Es kann aber passieren, dass alle Anstrengung mich nicht zufriedenstellt. Wenn ich etwas nicht kann, lasse ich – wenn möglich – lieber die Finger davon: Mit einem renovierten Zimmer bin ich eher zufrieden, wenn jemand sich darum bemüht, der tapezieren kann. 

So lustig

Himmlische Torte verdankt ihren Namen der leckeren Kombination aus einem einfachen Nussboden, Kirschen, geschlagener Sahne und geriebener Schokolade. Diese Torte geht vergleichsweise schnell – nicht nötig sind lästiges Herumhantieren mit Gelatine oder langes Kühlen. Am längsten dauert es, die Schokolade mit der Hand zu reiben.
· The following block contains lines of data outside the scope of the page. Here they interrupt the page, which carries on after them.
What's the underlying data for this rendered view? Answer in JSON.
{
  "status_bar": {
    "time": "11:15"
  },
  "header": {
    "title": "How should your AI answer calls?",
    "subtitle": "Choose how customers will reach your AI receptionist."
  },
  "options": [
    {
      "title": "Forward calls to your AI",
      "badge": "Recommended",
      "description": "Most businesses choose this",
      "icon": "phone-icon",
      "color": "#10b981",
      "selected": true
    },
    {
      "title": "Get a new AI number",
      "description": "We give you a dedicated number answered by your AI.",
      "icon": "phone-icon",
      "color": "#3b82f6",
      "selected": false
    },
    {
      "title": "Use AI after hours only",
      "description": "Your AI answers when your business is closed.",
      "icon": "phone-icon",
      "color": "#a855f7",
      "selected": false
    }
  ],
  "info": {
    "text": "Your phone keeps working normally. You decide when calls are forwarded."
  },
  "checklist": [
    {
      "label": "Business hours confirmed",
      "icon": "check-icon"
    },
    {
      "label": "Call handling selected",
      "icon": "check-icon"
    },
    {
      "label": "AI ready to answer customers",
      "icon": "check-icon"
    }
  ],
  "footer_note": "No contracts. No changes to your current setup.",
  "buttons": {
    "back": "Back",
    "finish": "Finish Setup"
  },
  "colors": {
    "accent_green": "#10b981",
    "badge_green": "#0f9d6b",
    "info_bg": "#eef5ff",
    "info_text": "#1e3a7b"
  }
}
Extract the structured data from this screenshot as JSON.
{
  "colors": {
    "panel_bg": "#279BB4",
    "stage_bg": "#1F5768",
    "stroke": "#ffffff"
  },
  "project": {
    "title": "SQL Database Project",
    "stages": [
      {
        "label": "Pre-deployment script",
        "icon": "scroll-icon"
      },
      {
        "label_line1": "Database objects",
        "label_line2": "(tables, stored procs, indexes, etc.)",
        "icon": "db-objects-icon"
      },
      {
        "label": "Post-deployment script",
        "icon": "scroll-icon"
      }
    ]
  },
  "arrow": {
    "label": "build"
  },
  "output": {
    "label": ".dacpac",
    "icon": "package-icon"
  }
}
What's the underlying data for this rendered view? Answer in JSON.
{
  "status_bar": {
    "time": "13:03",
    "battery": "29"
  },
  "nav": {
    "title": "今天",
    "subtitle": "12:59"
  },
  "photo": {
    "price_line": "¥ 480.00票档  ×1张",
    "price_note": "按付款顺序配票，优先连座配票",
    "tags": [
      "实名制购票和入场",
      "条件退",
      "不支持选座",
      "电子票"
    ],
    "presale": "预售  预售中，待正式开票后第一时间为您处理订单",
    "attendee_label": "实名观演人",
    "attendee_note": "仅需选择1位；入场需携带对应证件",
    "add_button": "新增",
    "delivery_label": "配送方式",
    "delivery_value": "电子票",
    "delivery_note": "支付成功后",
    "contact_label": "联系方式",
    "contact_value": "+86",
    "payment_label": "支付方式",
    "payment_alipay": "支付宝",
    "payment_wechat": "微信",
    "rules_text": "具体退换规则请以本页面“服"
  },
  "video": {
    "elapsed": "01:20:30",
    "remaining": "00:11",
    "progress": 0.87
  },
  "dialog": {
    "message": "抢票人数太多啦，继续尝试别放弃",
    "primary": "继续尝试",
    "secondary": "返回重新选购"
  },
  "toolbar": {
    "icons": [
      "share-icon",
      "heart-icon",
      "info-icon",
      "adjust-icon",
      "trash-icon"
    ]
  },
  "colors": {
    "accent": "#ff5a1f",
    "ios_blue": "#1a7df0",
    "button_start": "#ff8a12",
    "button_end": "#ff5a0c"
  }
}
Meine Tochter schaut mir dabei zu und bemitleidet mich: Sie hat es auch schon einmal gemacht. „Das ist so anstrengend, und man kann sich so leicht an der Reibe verletzen“, sagt sie.

Stimmt, denke ich, ist mir auch schon passiert. Käse reiben ist noch anstrengender und dauert länger – wenn man ein Pfund braucht für ein Mal Nudeln mit Tomatensauce. Wäschekörbe wiegen vor dem Aufhängen mehr als danach; und mir wird warm, wenn ich Betten ab- und neu beziehe. Fußböden wischen, Teppiche saugen, Lebensmittel besorgen, im Haus verteilen und irgendwann zu Mahlzeiten verarbeiten – macht alles Arbeit. Diese ist zwar nicht unbedingt schweißtreibend, aber doch anstrengend. Selbst in einer Himmlischen Torte steckt irdisches Tun. Es ist so lustig, wenn die Kinder das merken.

Anstrengend oder nur unbequem?

„Solche anstrengenden Gedanken machst du dir?“, fragt mich eine Freundin, als ich etwas zu meiner Entscheidung sagte, kurze Wege grundsätzlich nicht mit dem Auto zurückzulegen. (Sehr seltene Ausnahmen setzen diesen Grundsatz nicht außer Kraft; ich versuche, nicht dogmatisch zu sein.) Anstrengend? Ich empfinde das nicht als anstrengend, sondern eher als geboten. Ich kann, darf und muss mir meiner Meinung nach Gedanken machen, wie ich mich verhalte. Nicht dogmatisch, nicht so, dass ich einmal getroffenen Entscheidungen alles unterordne (ohne Rücksicht auf Verluste), aber doch häufiger als „wenn´s gerade passt“. Wir können es uns nicht mehr leisten, vor allem bequem zu sein – wahrscheinlich konnten wir es nie. Und wir sollten das Bequeme unseres Lebensstils wahrnehmen.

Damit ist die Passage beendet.